Die sendungsbewußte Einser-Abiturientin, die Politikwissenschaft an der Fern-Universität Hagen studiert, verfügt nicht nur über eine gute PR-Beratung (Vater ehemaliger Tennisprofi, jetzt Tennislehrer) und die Umgangsformen der mit modernen Kommunikationsmitteln aufgewachsenen iPod-Generation, sondern auch über das nötige Gespür, wie man sich auf gut Neudeutsch "performen" muß, um "authentisch" rüberzukommen. Dazu gehört auch eine Korrektness, die politisch nicht aneckt und schon gar nicht alte Wunden aufreißt. So schreibt die gebürtige Jugoslawin, die in Deutschland aufgewachsen ist, auf ihrer Homepage: "Je älter ich wurde, desto mehr interessierte ich mich für die Geschichte Ex-Jugoslawiens, was in diesem zerrissenen Land passiert war und warum alles auseinander gefallen ist. Ich fing an zu lesen und je mehr ich erfuhr, desto mehr lernte ich das deutsche politische System, in dem ich groß wurde, zu schätzen, mit all seinen Stärken und Schwächen."
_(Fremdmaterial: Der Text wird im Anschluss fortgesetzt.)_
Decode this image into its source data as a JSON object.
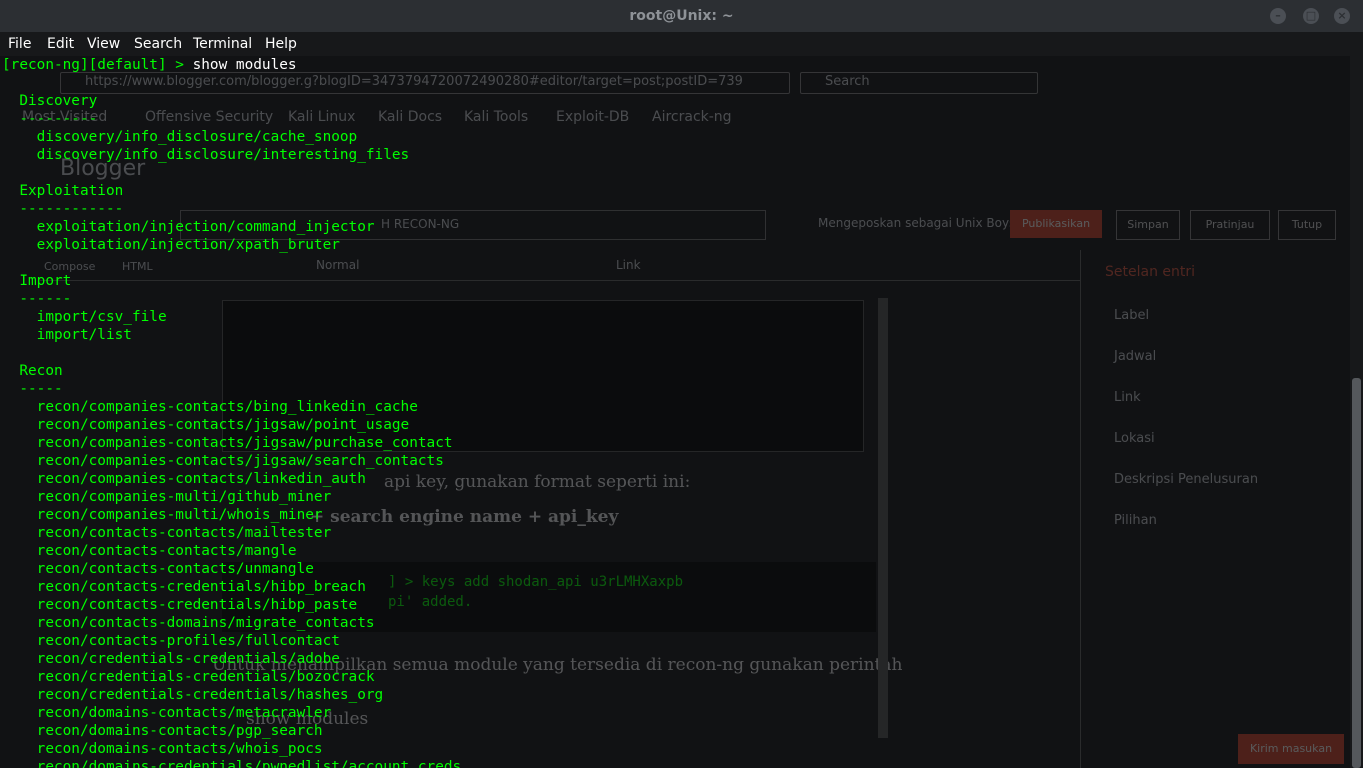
{
  "window": {
    "title": "root@Unix: ~"
  },
  "menu": [
    "File",
    "Edit",
    "View",
    "Search",
    "Terminal",
    "Help"
  ],
  "terminal": {
    "prompt": "[recon-ng][default] > ",
    "command": "show modules",
    "lines": [
      "",
      "  Discovery",
      "  ---------",
      "    discovery/info_disclosure/cache_snoop",
      "    discovery/info_disclosure/interesting_files",
      "",
      "  Exploitation",
      "  ------------",
      "    exploitation/injection/command_injector",
      "    exploitation/injection/xpath_bruter",
      "",
      "  Import",
      "  ------",
      "    import/csv_file",
      "    import/list",
      "",
      "  Recon",
      "  -----",
      "    recon/companies-contacts/bing_linkedin_cache",
      "    recon/companies-contacts/jigsaw/point_usage",
      "    recon/companies-contacts/jigsaw/purchase_contact",
      "    recon/companies-contacts/jigsaw/search_contacts",
      "    recon/companies-contacts/linkedin_auth",
      "    recon/companies-multi/github_miner",
      "    recon/companies-multi/whois_miner",
      "    recon/contacts-contacts/mailtester",
      "    recon/contacts-contacts/mangle",
      "    recon/contacts-contacts/unmangle",
      "    recon/contacts-credentials/hibp_breach",
      "    recon/contacts-credentials/hibp_paste",
      "    recon/contacts-domains/migrate_contacts",
      "    recon/contacts-profiles/fullcontact",
      "    recon/credentials-credentials/adobe",
      "    recon/credentials-credentials/bozocrack",
      "    recon/credentials-credentials/hashes_org",
      "    recon/domains-contacts/metacrawler",
      "    recon/domains-contacts/pgp_search",
      "    recon/domains-contacts/whois_pocs",
      "    recon/domains-credentials/pwnedlist/account_creds"
    ]
  },
  "background": {
    "url": "https://www.blogger.com/blogger.g?blogID=3473794720072490280#editor/target=post;postID=739",
    "search_placeholder": "Search",
    "bookmarks": [
      "Most Visited",
      "Offensive Security",
      "Kali Linux",
      "Kali Docs",
      "Kali Tools",
      "Exploit-DB",
      "Aircrack-ng"
    ],
    "app_name": "Blogger",
    "post_title": "H RECON-NG",
    "posting_as": "Mengeposkan sebagai Unix Boys",
    "buttons": [
      "Publikasikan",
      "Simpan",
      "Pratinjau",
      "Tutup"
    ],
    "tabs": [
      "Compose",
      "HTML"
    ],
    "format_select": "Normal",
    "link_button": "Link",
    "sidebar_title": "Setelan entri",
    "sidebar_items": [
      "Label",
      "Jadwal",
      "Link",
      "Lokasi",
      "Deskripsi Penelusuran",
      "Pilihan"
    ],
    "body_lines": [
      "api key, gunakan format seperti ini:",
      "+ search engine name + api_key",
      "Untuk menampilkan semua module yang tersedia di recon-ng gunakan perintah",
      "show modules"
    ],
    "code_lines": [
      "] > keys add shodan_api u3rLMHXaxpb",
      "pi' added."
    ],
    "send_feedback": "Kirim masukan"
  }
}
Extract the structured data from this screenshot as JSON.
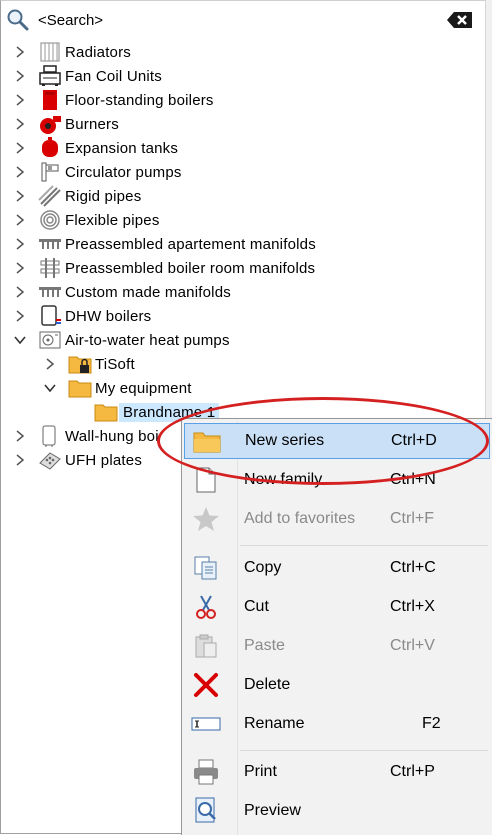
{
  "search": {
    "placeholder": "<Search>"
  },
  "tree": {
    "items": [
      {
        "label": "Radiators",
        "icon": "radiator-icon"
      },
      {
        "label": "Fan Coil Units",
        "icon": "fan-coil-icon"
      },
      {
        "label": "Floor-standing boilers",
        "icon": "boiler-icon"
      },
      {
        "label": "Burners",
        "icon": "burner-icon"
      },
      {
        "label": "Expansion tanks",
        "icon": "expansion-tank-icon"
      },
      {
        "label": "Circulator pumps",
        "icon": "pump-icon"
      },
      {
        "label": "Rigid pipes",
        "icon": "rigid-pipe-icon"
      },
      {
        "label": "Flexible pipes",
        "icon": "flexible-pipe-icon"
      },
      {
        "label": "Preassembled apartement manifolds",
        "icon": "manifold-icon"
      },
      {
        "label": "Preassembled boiler room manifolds",
        "icon": "boiler-room-manifold-icon"
      },
      {
        "label": "Custom made manifolds",
        "icon": "custom-manifold-icon"
      },
      {
        "label": "DHW boilers",
        "icon": "dhw-boiler-icon"
      },
      {
        "label": "Air-to-water heat pumps",
        "icon": "heat-pump-icon"
      },
      {
        "label": "TiSoft",
        "icon": "locked-folder-icon"
      },
      {
        "label": "My equipment",
        "icon": "folder-icon"
      },
      {
        "label": "Brandname 1",
        "icon": "folder-icon"
      },
      {
        "label": "Wall-hung boi",
        "icon": "wall-hung-boiler-icon"
      },
      {
        "label": "UFH plates",
        "icon": "ufh-plate-icon"
      }
    ]
  },
  "context_menu": {
    "items": [
      {
        "label": "New series",
        "shortcut": "Ctrl+D",
        "icon": "folder-icon",
        "state": "highlighted"
      },
      {
        "label": "New family",
        "shortcut": "Ctrl+N",
        "icon": "document-icon",
        "state": "enabled"
      },
      {
        "label": "Add to favorites",
        "shortcut": "Ctrl+F",
        "icon": "star-icon",
        "state": "disabled"
      },
      {
        "label": "Copy",
        "shortcut": "Ctrl+C",
        "icon": "copy-icon",
        "state": "enabled"
      },
      {
        "label": "Cut",
        "shortcut": "Ctrl+X",
        "icon": "scissors-icon",
        "state": "enabled"
      },
      {
        "label": "Paste",
        "shortcut": "Ctrl+V",
        "icon": "paste-icon",
        "state": "disabled"
      },
      {
        "label": "Delete",
        "shortcut": "",
        "icon": "delete-x-icon",
        "state": "enabled"
      },
      {
        "label": "Rename",
        "shortcut": "F2",
        "icon": "rename-icon",
        "state": "enabled"
      },
      {
        "label": "Print",
        "shortcut": "Ctrl+P",
        "icon": "printer-icon",
        "state": "enabled"
      },
      {
        "label": "Preview",
        "shortcut": "",
        "icon": "preview-icon",
        "state": "enabled"
      }
    ]
  },
  "colors": {
    "highlight": "#c9e0f7",
    "annotation": "#d42020",
    "folder": "#f5b942",
    "red_device": "#d80000"
  }
}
Solche Ehrerbietungen sind offenbar nötig, um das Fanvolk nicht mit dem häßlichen Widerspruch zu konfrontieren, daß das "deutsche politische System", dessen Mütter und Väter einst heilige Schwüre ablegten, von deutschem Boden solle nie wieder Krieg ausgehen, es im März 1999 möglich machte, daß das Heimatland von Andrea Petkovic zum zweiten Mal nach dem Überfall der Wehrmacht von deutschen Soldaten angegriffen wurde. Doch auch solche "Schwächen" im System kann man zu schätzen lernen, wenn man nur bei den richtigen Politikern in die Lehre geht. So läßt die Tennisspielerin, die sich nach ihrer Sportkarriere aktiv an der Politik beteiligen will (von der "Parteigründung bis zur Wahl als Bundeskanzlerin" sei alles drin) auf ihrer Homepage wissen, daß sie bereits erste Praxis-Erfahrung "während meines Praktikums in der Hessischen Staatskanzlei" gesammelt habe: "Hessens Ministerpräsident Roland Koch bei der Arbeit zuschauen zu dürfen, war schon eine tolle Erfahrung."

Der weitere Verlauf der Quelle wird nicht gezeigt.